A third limitation inherited from Kubernetes is that IPv6 is not yet fully supported for the addresses of the cluster nodes. We remark, though, that Megalos emulation pushes itself down to Layer 2, allowing arbitrary Layer 3 protocols for the virtual LANs, including IPv6. IPv6 support in Kubernetes will be likely introduced in the future versions (up to now it is only provided in the beta version).

A limitation of Megalos coming from the use of Multus CNI is the impossibility to dynamically modify the number of network interfaces after the VD’s deployment. Until Multus CNI does not support the dynamic creation and deletion of network interfaces, this limitation cannot be easily addressed.

In addition to solving some of the limitations above, future work include the following.
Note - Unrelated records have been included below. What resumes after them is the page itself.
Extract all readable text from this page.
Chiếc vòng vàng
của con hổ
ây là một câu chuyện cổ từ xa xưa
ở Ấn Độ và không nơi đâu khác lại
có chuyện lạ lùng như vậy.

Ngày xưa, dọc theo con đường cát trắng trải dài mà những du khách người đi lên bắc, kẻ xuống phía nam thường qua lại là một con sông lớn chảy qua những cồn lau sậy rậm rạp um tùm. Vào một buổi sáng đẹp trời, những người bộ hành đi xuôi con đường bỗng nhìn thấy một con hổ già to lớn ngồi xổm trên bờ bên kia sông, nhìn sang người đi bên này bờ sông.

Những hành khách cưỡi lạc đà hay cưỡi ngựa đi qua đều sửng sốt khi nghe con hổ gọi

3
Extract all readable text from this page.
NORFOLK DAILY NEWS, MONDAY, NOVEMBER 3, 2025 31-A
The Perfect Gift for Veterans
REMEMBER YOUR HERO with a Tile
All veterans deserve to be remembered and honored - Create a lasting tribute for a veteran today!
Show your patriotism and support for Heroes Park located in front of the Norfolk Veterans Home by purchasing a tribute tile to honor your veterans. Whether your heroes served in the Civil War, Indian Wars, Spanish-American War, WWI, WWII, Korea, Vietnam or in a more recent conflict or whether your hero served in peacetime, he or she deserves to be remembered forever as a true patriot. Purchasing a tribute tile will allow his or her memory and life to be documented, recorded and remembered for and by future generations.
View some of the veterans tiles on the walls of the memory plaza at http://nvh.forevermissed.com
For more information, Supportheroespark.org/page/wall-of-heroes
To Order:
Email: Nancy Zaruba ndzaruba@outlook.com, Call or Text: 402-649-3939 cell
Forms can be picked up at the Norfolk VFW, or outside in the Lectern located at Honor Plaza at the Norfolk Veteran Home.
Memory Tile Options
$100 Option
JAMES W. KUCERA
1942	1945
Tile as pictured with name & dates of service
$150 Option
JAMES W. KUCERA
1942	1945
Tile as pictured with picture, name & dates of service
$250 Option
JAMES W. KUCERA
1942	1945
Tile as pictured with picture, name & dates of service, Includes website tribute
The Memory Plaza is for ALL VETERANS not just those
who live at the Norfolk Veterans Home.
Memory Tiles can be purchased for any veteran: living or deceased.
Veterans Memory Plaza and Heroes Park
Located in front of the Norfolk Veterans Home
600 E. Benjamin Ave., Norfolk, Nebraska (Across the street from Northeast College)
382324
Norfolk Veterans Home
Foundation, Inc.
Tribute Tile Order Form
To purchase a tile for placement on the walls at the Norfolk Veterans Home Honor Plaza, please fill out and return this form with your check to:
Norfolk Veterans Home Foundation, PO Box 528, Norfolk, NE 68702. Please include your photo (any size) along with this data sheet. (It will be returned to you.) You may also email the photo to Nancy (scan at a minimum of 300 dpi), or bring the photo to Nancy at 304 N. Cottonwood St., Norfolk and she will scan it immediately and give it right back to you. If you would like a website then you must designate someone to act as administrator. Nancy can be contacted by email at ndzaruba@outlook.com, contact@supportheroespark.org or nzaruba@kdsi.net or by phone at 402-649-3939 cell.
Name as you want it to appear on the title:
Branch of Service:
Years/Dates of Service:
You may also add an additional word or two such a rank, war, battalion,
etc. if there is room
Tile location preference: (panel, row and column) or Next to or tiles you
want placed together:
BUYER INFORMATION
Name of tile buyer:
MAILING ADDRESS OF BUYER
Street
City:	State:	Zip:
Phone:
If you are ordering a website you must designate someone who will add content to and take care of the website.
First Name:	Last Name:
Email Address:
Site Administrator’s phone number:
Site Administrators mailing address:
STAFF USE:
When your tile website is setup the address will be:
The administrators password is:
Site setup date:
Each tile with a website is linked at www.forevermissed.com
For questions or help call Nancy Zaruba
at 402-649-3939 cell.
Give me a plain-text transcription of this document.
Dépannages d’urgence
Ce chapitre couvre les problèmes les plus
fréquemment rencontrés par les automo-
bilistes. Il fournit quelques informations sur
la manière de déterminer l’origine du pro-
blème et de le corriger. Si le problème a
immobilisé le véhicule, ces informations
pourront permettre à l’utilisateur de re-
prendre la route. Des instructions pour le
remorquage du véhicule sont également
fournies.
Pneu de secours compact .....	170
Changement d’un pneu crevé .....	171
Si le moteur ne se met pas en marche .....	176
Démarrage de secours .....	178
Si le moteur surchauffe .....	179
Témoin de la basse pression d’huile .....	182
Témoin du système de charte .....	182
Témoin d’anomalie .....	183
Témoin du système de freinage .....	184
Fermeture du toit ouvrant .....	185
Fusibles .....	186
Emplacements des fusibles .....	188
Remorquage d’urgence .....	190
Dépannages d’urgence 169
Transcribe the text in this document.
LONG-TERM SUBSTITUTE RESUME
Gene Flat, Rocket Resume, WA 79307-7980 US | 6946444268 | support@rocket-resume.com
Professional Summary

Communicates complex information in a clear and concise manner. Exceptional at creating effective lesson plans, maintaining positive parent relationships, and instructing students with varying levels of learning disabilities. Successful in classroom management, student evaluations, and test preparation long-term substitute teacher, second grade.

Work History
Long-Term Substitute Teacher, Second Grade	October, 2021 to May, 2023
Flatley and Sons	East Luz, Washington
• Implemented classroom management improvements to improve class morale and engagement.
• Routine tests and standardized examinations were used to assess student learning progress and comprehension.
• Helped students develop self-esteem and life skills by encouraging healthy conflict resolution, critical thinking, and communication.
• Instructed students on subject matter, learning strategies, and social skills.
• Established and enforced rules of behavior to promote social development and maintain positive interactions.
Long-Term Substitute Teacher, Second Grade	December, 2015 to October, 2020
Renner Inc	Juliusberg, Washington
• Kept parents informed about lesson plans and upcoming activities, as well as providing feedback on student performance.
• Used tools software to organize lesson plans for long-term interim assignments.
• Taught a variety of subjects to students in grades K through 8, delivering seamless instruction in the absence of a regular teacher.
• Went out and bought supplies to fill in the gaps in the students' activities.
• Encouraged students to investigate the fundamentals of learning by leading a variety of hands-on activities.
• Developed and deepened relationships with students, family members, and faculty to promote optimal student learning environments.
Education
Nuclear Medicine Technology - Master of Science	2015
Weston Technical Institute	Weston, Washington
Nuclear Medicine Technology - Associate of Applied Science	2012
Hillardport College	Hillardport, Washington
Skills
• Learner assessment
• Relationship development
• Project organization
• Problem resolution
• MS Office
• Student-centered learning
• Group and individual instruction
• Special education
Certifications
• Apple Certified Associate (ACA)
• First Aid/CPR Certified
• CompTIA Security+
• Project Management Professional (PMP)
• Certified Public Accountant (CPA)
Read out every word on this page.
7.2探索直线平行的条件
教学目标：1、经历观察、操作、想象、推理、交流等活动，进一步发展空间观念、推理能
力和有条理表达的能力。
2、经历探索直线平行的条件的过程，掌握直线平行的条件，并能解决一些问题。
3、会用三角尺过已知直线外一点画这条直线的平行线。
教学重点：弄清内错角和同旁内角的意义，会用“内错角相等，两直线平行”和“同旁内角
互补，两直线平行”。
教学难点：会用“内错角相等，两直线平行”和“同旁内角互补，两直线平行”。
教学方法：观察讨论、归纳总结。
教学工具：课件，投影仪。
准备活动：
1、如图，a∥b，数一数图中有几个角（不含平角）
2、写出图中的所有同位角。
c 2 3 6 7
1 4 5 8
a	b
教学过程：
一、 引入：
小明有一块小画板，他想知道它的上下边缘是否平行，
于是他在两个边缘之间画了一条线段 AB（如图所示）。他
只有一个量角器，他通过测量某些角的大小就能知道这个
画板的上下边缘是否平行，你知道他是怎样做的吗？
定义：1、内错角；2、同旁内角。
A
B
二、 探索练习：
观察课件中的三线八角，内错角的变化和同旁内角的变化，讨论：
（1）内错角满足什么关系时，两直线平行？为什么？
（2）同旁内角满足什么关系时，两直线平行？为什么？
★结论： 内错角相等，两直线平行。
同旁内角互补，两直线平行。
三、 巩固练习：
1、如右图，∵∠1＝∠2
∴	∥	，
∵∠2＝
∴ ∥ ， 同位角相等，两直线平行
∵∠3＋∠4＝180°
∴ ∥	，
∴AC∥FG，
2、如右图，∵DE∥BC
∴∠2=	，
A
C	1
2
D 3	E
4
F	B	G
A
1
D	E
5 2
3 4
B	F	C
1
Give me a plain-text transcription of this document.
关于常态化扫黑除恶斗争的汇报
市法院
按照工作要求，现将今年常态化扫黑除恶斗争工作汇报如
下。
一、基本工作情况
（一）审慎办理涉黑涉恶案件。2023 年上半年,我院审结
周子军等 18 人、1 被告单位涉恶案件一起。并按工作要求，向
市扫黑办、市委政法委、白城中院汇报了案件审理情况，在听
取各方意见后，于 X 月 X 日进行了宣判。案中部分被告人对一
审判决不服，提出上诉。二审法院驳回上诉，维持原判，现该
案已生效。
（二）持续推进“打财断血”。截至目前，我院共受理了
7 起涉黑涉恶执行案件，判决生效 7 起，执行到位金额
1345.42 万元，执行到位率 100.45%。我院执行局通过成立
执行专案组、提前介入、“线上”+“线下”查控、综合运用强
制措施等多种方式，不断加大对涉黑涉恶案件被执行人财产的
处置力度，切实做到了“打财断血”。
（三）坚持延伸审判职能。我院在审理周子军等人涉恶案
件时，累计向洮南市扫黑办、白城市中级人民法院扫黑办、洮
• Investigate the technical feasibility of using Kubernetes instances provided directly by public clouds like Amazon Web Services, Microsoft Azure, or Google Cloud Platform. This would improve the usability of Megalos and reduce the costs of an emulation.
• Improve the flexibility of Megalos by allowing external software components to interface with it, leveraging on standard protocols (e.g., via REST APIs).
• Support IPSec for the connections among VTEPs in different worker nodes, allowing the encryption of the traffic flowing into virtual LANs.
• Use Megalos to perform an emulation of the current network of the Autonomous Systems in the Internet.